Nick Fry, l’ancien directeur de Honda F1 et Brawn GP, pense que le problème principal de la Formule 1 en matière de spectacle est son absence de surprises, à cause d’une trop grande fiabilité des voitures, et d’un opérationnel trop pointu parmi les équipes.
"Les équipes sont presque trop bonnes dans ce qu’elles font" a déclaré Fry. "Lorsque j’ai commencé, on pouvait presque compter sur le fait que 20 % des concurrents abandonnaient en raison d’un accident ou d’une panne. Plus personne ne fait cela aujourd’hui."
"Il est très rare de voir des voitures arrêtées sur le bord de la piste. Le ravitaillement en carburant est dangereux pour les personnes impliquées, mais il ajoutait un autre élément d’imprévisibilité."
"La Formule 1 a connu un grand succès ces dernières années et Netflix y a grandement contribué. Je pense toutefois que le sport doit proposer davantage de variations au-delà des lieux."

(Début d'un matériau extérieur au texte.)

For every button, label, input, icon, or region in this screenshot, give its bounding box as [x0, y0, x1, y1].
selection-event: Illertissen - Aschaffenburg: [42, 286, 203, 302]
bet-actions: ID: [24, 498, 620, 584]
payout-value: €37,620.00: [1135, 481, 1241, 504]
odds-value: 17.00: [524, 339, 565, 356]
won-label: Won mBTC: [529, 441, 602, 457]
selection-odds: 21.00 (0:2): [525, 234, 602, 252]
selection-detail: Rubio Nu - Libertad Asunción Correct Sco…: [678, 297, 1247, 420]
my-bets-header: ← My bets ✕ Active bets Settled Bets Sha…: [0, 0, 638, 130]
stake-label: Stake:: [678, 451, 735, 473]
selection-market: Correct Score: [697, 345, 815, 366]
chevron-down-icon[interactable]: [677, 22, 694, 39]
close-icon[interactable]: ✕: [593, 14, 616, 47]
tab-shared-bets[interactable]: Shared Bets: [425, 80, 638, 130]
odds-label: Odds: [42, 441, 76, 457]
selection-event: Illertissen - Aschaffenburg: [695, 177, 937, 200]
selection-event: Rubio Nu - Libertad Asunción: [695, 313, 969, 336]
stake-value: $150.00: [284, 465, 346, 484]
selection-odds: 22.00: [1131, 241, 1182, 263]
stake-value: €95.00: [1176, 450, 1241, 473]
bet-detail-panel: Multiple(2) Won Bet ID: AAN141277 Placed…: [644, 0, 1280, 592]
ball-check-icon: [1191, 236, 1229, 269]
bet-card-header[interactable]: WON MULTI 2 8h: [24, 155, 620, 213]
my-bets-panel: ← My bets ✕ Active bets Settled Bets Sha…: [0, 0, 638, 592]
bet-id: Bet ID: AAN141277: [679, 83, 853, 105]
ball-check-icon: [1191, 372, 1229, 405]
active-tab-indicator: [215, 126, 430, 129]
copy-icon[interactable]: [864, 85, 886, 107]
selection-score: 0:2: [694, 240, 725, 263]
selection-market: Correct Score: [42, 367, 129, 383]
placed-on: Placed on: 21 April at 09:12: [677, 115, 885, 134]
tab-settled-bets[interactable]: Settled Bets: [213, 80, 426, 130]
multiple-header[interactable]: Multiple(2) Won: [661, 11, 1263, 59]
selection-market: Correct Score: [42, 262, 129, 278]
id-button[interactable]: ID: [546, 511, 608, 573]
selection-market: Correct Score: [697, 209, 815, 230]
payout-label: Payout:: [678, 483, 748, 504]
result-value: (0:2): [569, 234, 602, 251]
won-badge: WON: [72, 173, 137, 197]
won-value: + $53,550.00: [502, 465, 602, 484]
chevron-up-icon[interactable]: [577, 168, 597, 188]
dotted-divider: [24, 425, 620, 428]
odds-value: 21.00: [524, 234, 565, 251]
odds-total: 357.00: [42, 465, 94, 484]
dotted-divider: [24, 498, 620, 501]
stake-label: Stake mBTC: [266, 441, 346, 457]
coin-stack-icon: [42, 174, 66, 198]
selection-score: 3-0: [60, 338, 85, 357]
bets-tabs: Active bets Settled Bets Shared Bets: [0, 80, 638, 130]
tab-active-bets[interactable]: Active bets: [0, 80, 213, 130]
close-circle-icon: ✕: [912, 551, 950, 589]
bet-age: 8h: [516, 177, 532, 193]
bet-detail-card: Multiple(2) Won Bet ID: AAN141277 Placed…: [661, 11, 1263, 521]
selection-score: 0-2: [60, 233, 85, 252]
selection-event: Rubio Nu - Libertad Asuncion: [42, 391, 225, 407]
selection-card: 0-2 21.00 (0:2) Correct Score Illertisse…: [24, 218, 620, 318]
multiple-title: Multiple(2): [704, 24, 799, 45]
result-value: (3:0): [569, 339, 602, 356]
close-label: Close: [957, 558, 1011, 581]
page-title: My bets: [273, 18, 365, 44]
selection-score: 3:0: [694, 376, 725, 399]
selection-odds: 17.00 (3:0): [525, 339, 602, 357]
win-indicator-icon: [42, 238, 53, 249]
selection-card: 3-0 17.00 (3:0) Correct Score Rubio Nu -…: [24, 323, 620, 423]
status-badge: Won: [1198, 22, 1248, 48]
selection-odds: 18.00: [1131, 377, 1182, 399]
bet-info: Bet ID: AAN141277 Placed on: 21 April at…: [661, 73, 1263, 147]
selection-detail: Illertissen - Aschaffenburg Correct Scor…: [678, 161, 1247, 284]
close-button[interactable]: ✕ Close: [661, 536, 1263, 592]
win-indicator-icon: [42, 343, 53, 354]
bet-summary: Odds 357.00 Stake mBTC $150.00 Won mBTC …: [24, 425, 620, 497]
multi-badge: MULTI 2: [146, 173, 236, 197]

"Les chiffres d’audience baissent sans aucun doute, en particulier aux États-Unis, et il faut trouver des moyens de les rétablir. Les gens espèrent que quelqu’un pourra défier Red Bull et Max Verstappen."
"Ce serait formidable pour le sport si quelqu’un pouvait le faire, mais si ce n’est pas le cas, ils devront trouver d’autres moyens de rendre le sport intéressant. La Formule 1 essaie de se disputer le temps du public un dimanche après-midi et ils ont beaucoup d’autres choses à faire, en particulier en été."
"Deux voies à explorer" pour aider la F1
Fry pense que le règlement sportif doit être un levier très important à actionner pour la Formule 1, mais cite le format de qualifications par élimination, qui a été lancé en 2016 et abandonné après deux courses.
"Il y a deux voies que la F1 pourrait explorer si elle veut vraiment rendre le sport plus imprévisible. La première consisterait à manipuler les règlements techniques afin de rendre le peloton plus homogène, mais l’histoire montre que de telles stratégies fonctionnent rarement."
"Cela a été tenté à de nombreuses reprises, et la réalité est qu’une bonne grande équipe battra toujours une bonne petite équipe, et que les équipes qui ont le plus de ressources ou les meilleures ressources trouvent la solution optimale en premier."
"Je suis d’avis que la F1 doit agir par le biais des règlements sportifs. Cela signifie le format de la course et le nombre d’arrêts aux stands, la façon dont vous utilisez vos pneus, etc. Je ne sais pas quelle est la réponse, mais je pense qu’elle se trouve dans ce domaine."
"Les solutions doivent être assez radicales. Pensez à certaines des mesures intéressantes qui ont été prises, comme le format de qualification à élimination directe. Il a en fait été mis au point par les équipes lors de la fuite menaçante de 2009."
"Nous envisagions de suivre notre propre voie par rapport à la FIA. Beaucoup d’équipes se sont attribuées le mérite du processus de qualification, mais c’était en fait l’idée de Red Bull ! C’est une idée de l’équipe marketing de Red Bull et d’une personne de l’équipe Honda."
"Je pense que Bernie Ecclestone et Flavio Briatore s’en sont attribués le mérite, mais ce n’était pas du tout eux ! Ce sont des gens qui travaillent sur le terrain qui en sont à l’origine ! Je dirais que la F1 doit mettre en œuvre des idées similaires, mais qu’elle doit les appliquer pendant les courses, et pas seulement pendant les qualifications."
Tenir "les téléspectateurs en haleine"
Fry pense que la Formule 1 doit trouver un moyen, même artificiel, de faire des courses avec plus de suspense : "Je dois malheureusement admettre que l’homogénéité des courses de F1 est malsaine pour le sport dans son ensemble. Je pense que c’est un problème majeur."
"Le football est le sport qui a le plus de succès parce que les matchs peuvent changer en quelques secondes. C’est pourquoi les gens regardent les matchs jusqu’à la fin. Peu importe que votre équipe soit menée 2-1 avant la prolongation, vous avez encore une chance de gagner. C’est ce qui tient les téléspectateurs en haleine."
"Les équipes, du haut en bas de l’échelle, sont tellement bonnes dans ce qu’elles font qu’il est difficile de voir des situations inattendues se produire, sauf lorsqu’il pleut, car cela crée une courbe qui peut produire des circonstances imprévues. La Formule 1 a toujours été confrontée à ce problème."
"Je ne compte plus le nombre de réunions auxquelles j’ai assisté et au cours desquelles on nous a demandé comment introduire le type d’aléa que l’on obtient par temps de pluie ! Il ne peut s’agir d’une excitation artificielle et il est donc assez difficile de trouver des mécanismes permettant d’introduire la concurrence dans le peloton."